For breaches affecting 500 or more customers, or for which there is a risk of customer harm because of the breach, require carriers and TRS providers to file individual, per-breach notifications as soon as practicable, but no later than seven business days after reasonable determination of a breach.
Requires carriers and TRS providers to file an annual summary of breaches affecting fewer than 500 customers for which the carrier or TRS provider can reasonably determine that no harm to customers is reasonably likely to occur.
Eliminates the requirement to notify customers of a breach in those instances where a carrier or TRS provider can reasonably determine that no harm to customers is reasonably likely to occur because of the breach.
Eliminates the mandatory waiting period for carriers and TRS providers to notify customers, and instead require carriers and TRS providers to notify customers of breaches of covered data without unreasonable delay after notification to the Commission and law enforcement agencies, and in no case more than 30 days after reasonable determination of a breach, unless a delay is requested by law enforcement.
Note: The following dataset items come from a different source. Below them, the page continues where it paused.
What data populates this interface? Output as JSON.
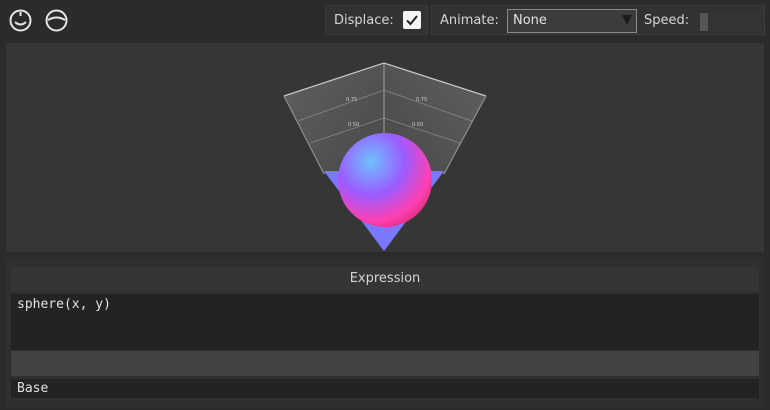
{
  "toolbar": {
    "icons": [
      "sphere-icon",
      "sphere-shade-icon"
    ],
    "displace_label": "Displace:",
    "displace_checked": true,
    "animate_label": "Animate:",
    "animate_value": "None",
    "speed_label": "Speed:",
    "speed_value": 0
  },
  "viewport": {
    "axis_ticks": [
      "0.75",
      "0.75",
      "0.50",
      "0.50"
    ],
    "sphere_gradient": [
      "#5aa8ff",
      "#9a55ff",
      "#ff44b0",
      "#ff2f6d"
    ],
    "base_color": "#7a78ff"
  },
  "panel": {
    "header": "Expression",
    "expression": "sphere(x, y)",
    "base_label": "Base"
  }
}
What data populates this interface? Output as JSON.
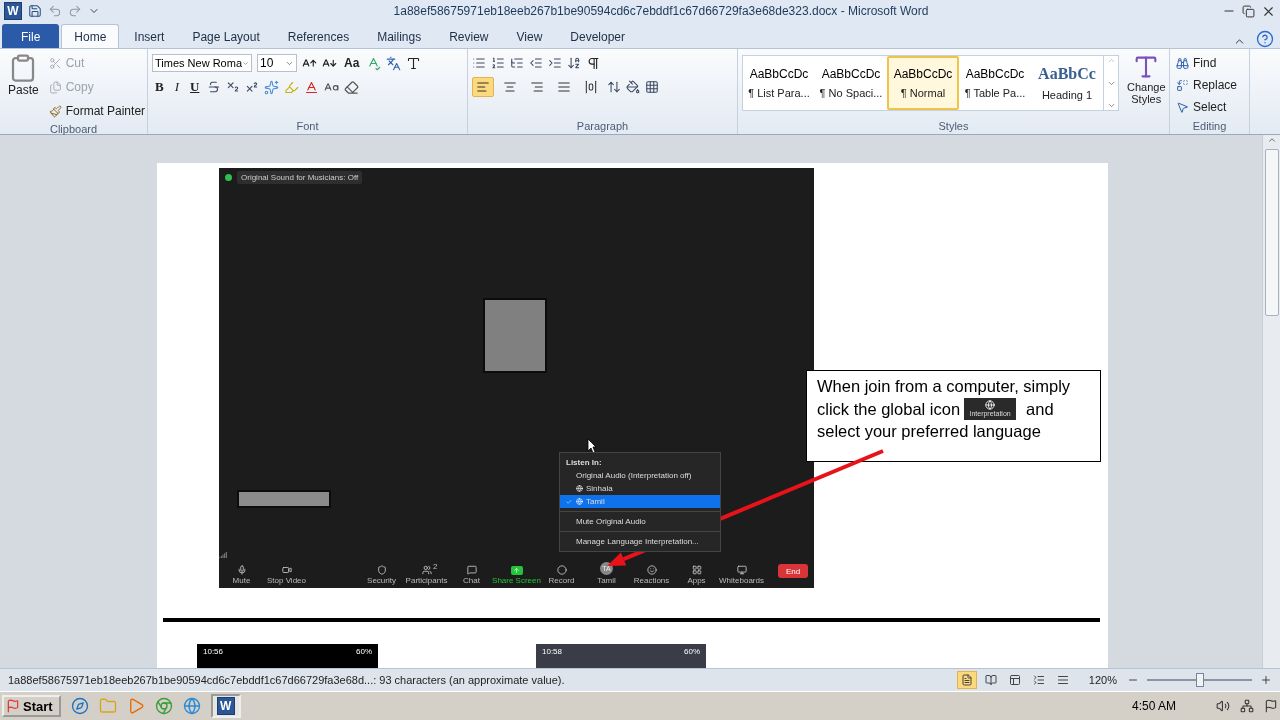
{
  "window": {
    "logo": "W",
    "title": "1a88ef58675971eb18eeb267b1be90594cd6c7ebddf1c67d66729fa3e68de323.docx - Microsoft Word"
  },
  "tabs": [
    {
      "label": "File",
      "kind": "file",
      "selected": false
    },
    {
      "label": "Home",
      "kind": "tab",
      "selected": true
    },
    {
      "label": "Insert",
      "kind": "tab",
      "selected": false
    },
    {
      "label": "Page Layout",
      "kind": "tab",
      "selected": false
    },
    {
      "label": "References",
      "kind": "tab",
      "selected": false
    },
    {
      "label": "Mailings",
      "kind": "tab",
      "selected": false
    },
    {
      "label": "Review",
      "kind": "tab",
      "selected": false
    },
    {
      "label": "View",
      "kind": "tab",
      "selected": false
    },
    {
      "label": "Developer",
      "kind": "tab",
      "selected": false
    }
  ],
  "clipboard": {
    "paste": "Paste",
    "label": "Clipboard",
    "actions": [
      {
        "label": "Cut",
        "disabled": true
      },
      {
        "label": "Copy",
        "disabled": true
      },
      {
        "label": "Format Painter",
        "disabled": false
      }
    ]
  },
  "font": {
    "name": "Times New Roma",
    "size": "10",
    "case_button": "Aa",
    "format_buttons": [
      "B",
      "I",
      "U"
    ],
    "label": "Font"
  },
  "paragraph": {
    "label": "Paragraph",
    "alignments": [
      {
        "selected": true
      },
      {
        "selected": false
      },
      {
        "selected": false
      },
      {
        "selected": false
      },
      {
        "selected": false
      }
    ]
  },
  "styles": {
    "label": "Styles",
    "change_styles": "Change Styles",
    "items": [
      {
        "preview": "AaBbCcDc",
        "name": "¶ List Para...",
        "kind": "plain",
        "selected": false
      },
      {
        "preview": "AaBbCcDc",
        "name": "¶ No Spaci...",
        "kind": "plain",
        "selected": false
      },
      {
        "preview": "AaBbCcDc",
        "name": "¶ Normal",
        "kind": "plain",
        "selected": true
      },
      {
        "preview": "AaBbCcDc",
        "name": "¶ Table Pa...",
        "kind": "plain",
        "selected": false
      },
      {
        "preview": "AaBbCc",
        "name": "Heading 1",
        "kind": "heading",
        "selected": false
      }
    ]
  },
  "editing": {
    "label": "Editing",
    "items": [
      "Find",
      "Replace",
      "Select"
    ]
  },
  "document": {
    "meeting_screenshot": {
      "badge": "Original Sound for Musicians: Off",
      "menu": {
        "title": "Listen In:",
        "items": [
          {
            "label": "Original Audio (Interpretation off)",
            "kind": "plain",
            "selected": false
          },
          {
            "label": "Sinhala",
            "kind": "language",
            "selected": false
          },
          {
            "label": "Tamil",
            "kind": "language",
            "selected": true
          },
          {
            "label": "Mute Original Audio",
            "kind": "plain",
            "selected": false
          },
          {
            "label": "Manage Language Interpretation...",
            "kind": "plain",
            "selected": false
          }
        ]
      },
      "toolbar": [
        {
          "label": "Mute",
          "highlighted": false
        },
        {
          "label": "Stop Video",
          "highlighted": false
        },
        {
          "label": "Security",
          "highlighted": false
        },
        {
          "label": "Participants",
          "count": "2",
          "highlighted": false
        },
        {
          "label": "Chat",
          "highlighted": false
        },
        {
          "label": "Share Screen",
          "highlighted": true
        },
        {
          "label": "Record",
          "highlighted": false
        },
        {
          "label": "Tamil",
          "avatar": "TA",
          "highlighted": false
        },
        {
          "label": "Reactions",
          "highlighted": false
        },
        {
          "label": "Apps",
          "highlighted": false
        },
        {
          "label": "Whiteboards",
          "highlighted": false
        }
      ],
      "end_button": "End"
    },
    "callout": {
      "line_1": "When join from a computer, simply",
      "line_2_before": "click the global icon",
      "icon_caption": "Interpretation",
      "line_2_after": "and",
      "line_3": "select your preferred language"
    },
    "phones": [
      {
        "time": "10:56",
        "battery": "60%",
        "kind": "dark"
      },
      {
        "time": "10:58",
        "battery": "60%",
        "kind": "slate"
      }
    ]
  },
  "status_bar": {
    "text": "1a88ef58675971eb18eeb267b1be90594cd6c7ebddf1c67d66729fa3e68d...: 93 characters (an approximate value).",
    "views": [
      {
        "selected": true
      },
      {
        "selected": false
      },
      {
        "selected": false
      },
      {
        "selected": false
      },
      {
        "selected": false
      }
    ],
    "zoom": "120%",
    "zoom_slider": {
      "level": 0.5
    }
  },
  "taskbar": {
    "start": "Start",
    "word_logo": "W",
    "clock": "4:50 AM"
  }
}
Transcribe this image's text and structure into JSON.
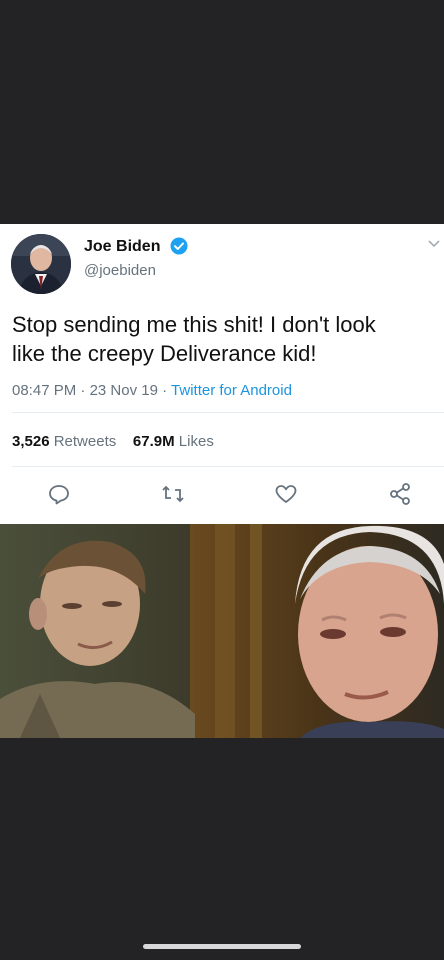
{
  "tweet": {
    "display_name": "Joe Biden",
    "handle": "@joebiden",
    "verified": true,
    "text_line1": "Stop sending me this shit! I don't look",
    "text_line2": "like the creepy Deliverance kid!",
    "time": "08:47 PM",
    "date": "23 Nov 19",
    "source": "Twitter for Android",
    "retweets_count": "3,526",
    "retweets_label": "Retweets",
    "likes_count": "67.9M",
    "likes_label": "Likes"
  },
  "actions": {
    "reply_icon": "reply-icon",
    "retweet_icon": "retweet-icon",
    "like_icon": "heart-icon",
    "share_icon": "share-icon"
  },
  "colors": {
    "background": "#232326",
    "card": "#ffffff",
    "link": "#1b95e0",
    "muted": "#66737e",
    "verified": "#1da1f2"
  }
}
While the text of the Order will become effective thirty days after it appears in the Federal Register, the new breech rules will become effective after a review by the Office of Management and Budget.
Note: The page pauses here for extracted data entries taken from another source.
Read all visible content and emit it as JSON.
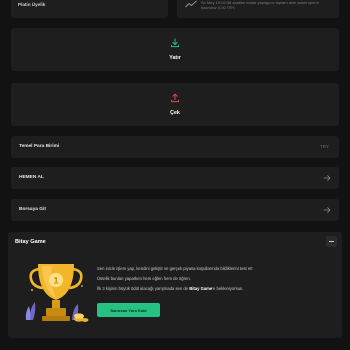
{
  "top": {
    "left_label": "Platin Üyelik",
    "right_note": "Sn Mey 19:04:38 saatine kadar yapılgınız toplam alım satım işlemi hacminiz 0,00 TRY."
  },
  "actions": {
    "deposit_label": "Yatır",
    "withdraw_label": "Çek"
  },
  "rows": {
    "currency_label": "Temel Para Birimi",
    "currency_value": "TRY",
    "buy_label": "HEMEN AL",
    "exchange_label": "Borsaya Git"
  },
  "game": {
    "title": "Bitay Game",
    "line1": "Sen inicle işlem yap, kendini geliştir ve gerçek piyasa koşullarında bildiklerini test et!",
    "line2": "Üstelik bunları yaparken hem eğlen hem de öğren.",
    "line3_pre": "İlk 3 kişinin büyük ödül alacağı yarışmada sen de ",
    "line3_bold": "Bitay Game",
    "line3_post": "'e bekleniyorsun.",
    "cta_label": "Sanırsan Yara Kald",
    "trophy_number": "1"
  },
  "colors": {
    "accent_green": "#26c281",
    "withdraw_red": "#e54848",
    "trophy_gold": "#f3b62b"
  }
}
As noted above, the Order was opposed by the two Republican commissioners. Commissioner Brendan Carr noted that the President and Congress nullified the original data breech rules by passing a joint resolution of disapproval under the Congressional Review Act which not only prohibits an agency from readopting the relevant rule, but it also prohibits the agency from enacting a substantially similar rule in the future without specific legislative authorization from Congress. Unfortunately, Carr asserts, that is exactly what the Commission has done here.
The FCC’s only real defense is one that reads the CRA out of the United States Code altogether. The Order notes that the 2016 FCC decision adopted several rules—all of which were nullified by the 2017 CRA. But in the Order’s view, the CRA does not prohibit the FCC from putting any one of those rules (or even some combination of them) back in place here provided that the FCC does not put all of those 2016 rules back in place in this one decision. This creates an exception that swallows the CRA whole. Indeed, if the FCC’s theory were correct, then agencies could insulate any one of their rules from the CRA (no matter how strongly the House, the Senate, and the President felt about the rule) simply by packaging that one rule together with other rules in a single document. (Dissenting Statement of Brendan Carr.)
Like most recent FCC orders, this is likely to face judicial appeal. Congress, not the Commission, is best equipped to handle this issue, because while it impacts primarily Title II carriers now, it would also impact broadband providers and the entire Internet if Net Neutrality once again becomes the law.